Following a claim of fraud by a short seller, shares in eCommerce firm Jumia fell by almost 25 percent by midday New York time on Friday (May 10) and traded at $20.30 at one point, the Financial Times reported. The stock, however, was trading higher – at $25.78 – as of 3:43 p.m. EST, according to Yahoo! Finance.
Short seller Citron Research claimed, according to reports, that it had a confidential presentation Jumia made to investors in October. It said there were “material discrepancies” between the numbers the company reported in April in its initial public offering (IPO) filing and the presentation.
Citron claims the company inflated its active merchant numbers as well as its active customer base. It also says that 41 percent of deliveries were not delivered, canceled or returned. Citron alleged, according to the report, “When a company markets to investors ahead of its IPO and then a few months later omits material facts and makes material changes to its key financial metrics to make the business seem viable, this is securities fraud.”
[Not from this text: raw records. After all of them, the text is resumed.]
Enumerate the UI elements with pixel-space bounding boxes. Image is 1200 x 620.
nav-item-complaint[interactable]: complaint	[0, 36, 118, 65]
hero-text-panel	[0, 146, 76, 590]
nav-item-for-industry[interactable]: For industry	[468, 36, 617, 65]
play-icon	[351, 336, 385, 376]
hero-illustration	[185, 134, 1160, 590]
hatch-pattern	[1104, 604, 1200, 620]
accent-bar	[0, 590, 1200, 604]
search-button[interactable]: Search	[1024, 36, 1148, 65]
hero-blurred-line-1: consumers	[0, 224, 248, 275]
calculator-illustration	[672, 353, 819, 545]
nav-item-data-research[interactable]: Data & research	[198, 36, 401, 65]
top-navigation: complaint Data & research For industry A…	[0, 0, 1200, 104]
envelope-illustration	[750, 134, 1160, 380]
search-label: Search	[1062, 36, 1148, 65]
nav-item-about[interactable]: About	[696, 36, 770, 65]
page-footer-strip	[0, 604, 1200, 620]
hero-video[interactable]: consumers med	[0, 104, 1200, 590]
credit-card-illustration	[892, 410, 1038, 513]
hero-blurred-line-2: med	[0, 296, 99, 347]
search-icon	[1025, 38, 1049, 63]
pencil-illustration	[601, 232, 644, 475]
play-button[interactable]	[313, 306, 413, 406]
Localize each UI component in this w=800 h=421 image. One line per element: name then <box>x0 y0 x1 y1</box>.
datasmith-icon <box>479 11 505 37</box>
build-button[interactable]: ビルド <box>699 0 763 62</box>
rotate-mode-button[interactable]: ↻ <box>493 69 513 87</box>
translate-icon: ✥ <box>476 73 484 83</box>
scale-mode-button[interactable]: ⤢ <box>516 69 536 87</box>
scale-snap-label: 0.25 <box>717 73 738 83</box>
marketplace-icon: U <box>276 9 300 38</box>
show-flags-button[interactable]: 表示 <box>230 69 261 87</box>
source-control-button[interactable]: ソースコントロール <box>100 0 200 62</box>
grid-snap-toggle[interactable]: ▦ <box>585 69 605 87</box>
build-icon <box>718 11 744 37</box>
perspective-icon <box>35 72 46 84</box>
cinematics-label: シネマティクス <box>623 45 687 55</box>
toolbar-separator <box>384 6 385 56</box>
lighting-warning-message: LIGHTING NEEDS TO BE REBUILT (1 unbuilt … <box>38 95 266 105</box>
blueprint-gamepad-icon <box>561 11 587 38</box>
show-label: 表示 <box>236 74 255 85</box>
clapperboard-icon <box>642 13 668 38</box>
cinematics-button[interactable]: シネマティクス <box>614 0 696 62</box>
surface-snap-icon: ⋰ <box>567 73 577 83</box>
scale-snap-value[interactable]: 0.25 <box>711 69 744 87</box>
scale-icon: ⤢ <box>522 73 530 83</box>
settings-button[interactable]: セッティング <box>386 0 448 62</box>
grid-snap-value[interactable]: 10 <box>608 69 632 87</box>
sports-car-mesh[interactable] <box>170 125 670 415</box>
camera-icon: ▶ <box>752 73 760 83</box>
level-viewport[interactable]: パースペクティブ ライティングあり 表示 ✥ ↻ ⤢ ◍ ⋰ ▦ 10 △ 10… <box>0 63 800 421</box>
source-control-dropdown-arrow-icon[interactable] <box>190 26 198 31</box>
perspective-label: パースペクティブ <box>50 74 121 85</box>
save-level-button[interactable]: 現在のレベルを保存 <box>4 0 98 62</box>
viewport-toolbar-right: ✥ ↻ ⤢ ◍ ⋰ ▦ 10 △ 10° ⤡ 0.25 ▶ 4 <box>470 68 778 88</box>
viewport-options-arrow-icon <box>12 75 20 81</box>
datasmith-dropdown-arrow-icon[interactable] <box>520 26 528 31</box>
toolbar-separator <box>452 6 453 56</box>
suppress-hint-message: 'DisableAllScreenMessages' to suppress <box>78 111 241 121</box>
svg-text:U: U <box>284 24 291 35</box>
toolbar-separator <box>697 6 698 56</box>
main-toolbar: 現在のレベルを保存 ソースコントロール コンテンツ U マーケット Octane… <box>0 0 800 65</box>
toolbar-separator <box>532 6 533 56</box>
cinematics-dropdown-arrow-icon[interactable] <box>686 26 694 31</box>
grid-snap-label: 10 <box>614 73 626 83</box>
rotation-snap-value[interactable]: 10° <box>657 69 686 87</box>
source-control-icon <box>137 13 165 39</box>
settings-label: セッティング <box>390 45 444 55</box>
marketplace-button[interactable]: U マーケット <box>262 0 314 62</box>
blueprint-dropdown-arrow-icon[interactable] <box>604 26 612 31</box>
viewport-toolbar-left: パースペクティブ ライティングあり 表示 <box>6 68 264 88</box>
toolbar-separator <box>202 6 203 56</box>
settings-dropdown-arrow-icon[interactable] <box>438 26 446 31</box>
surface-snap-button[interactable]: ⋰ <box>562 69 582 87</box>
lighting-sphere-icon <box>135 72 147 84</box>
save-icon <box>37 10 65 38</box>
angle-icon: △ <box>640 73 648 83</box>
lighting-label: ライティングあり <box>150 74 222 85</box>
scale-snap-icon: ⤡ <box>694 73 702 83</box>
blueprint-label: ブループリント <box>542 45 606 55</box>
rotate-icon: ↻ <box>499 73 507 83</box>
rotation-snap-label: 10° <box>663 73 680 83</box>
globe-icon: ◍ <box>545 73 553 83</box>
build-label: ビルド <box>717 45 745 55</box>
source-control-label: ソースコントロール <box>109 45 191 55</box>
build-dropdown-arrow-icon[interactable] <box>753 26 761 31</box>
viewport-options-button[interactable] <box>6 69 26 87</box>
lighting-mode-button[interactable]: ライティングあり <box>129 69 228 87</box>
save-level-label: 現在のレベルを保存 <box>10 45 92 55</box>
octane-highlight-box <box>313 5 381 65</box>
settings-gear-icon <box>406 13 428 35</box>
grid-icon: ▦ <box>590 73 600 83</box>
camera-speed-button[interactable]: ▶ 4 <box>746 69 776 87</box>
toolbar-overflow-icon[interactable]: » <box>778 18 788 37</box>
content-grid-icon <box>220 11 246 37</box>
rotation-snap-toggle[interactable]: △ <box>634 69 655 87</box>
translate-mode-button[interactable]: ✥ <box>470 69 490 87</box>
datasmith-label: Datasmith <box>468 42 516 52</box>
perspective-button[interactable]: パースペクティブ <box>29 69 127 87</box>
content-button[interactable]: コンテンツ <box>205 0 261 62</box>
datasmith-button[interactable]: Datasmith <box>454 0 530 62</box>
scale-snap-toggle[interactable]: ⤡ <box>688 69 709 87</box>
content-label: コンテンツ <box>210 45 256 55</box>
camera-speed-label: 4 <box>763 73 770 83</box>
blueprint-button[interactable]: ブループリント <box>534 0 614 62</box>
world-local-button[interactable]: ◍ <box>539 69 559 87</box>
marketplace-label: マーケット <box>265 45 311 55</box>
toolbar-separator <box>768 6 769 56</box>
The report pointed out that Citron puts out “damning reports” about firms in which it has taken a short stake. The firm became well-known after it targeted Valeant, a pharmaceutical firm. That company’s stock price tumbled following fears over a heavy debt load and accounting practices.
On Jumia’s first day of trading, the company’s shares jumped some 54 percent, trading at about $22 per reports in April. The company, which is often called the Amazon of Africa, was valued at about $1.7 billion. Jumia became the first African unicorn startup in 2016 after a $326 million funding round that included AXA, MTN and Goldman Sachs.
The company filed for an initial public offering (IPO) on the New York Stock Exchange in March. Jumia operates in 14 African countries such as Ivory Coast, Morocco, Ghana, Kenya and Egypt. Some of the brands in its lineup encompass travel booking service Jumia Flights, online takeout service Jumia Food and classified services Jumia Deals.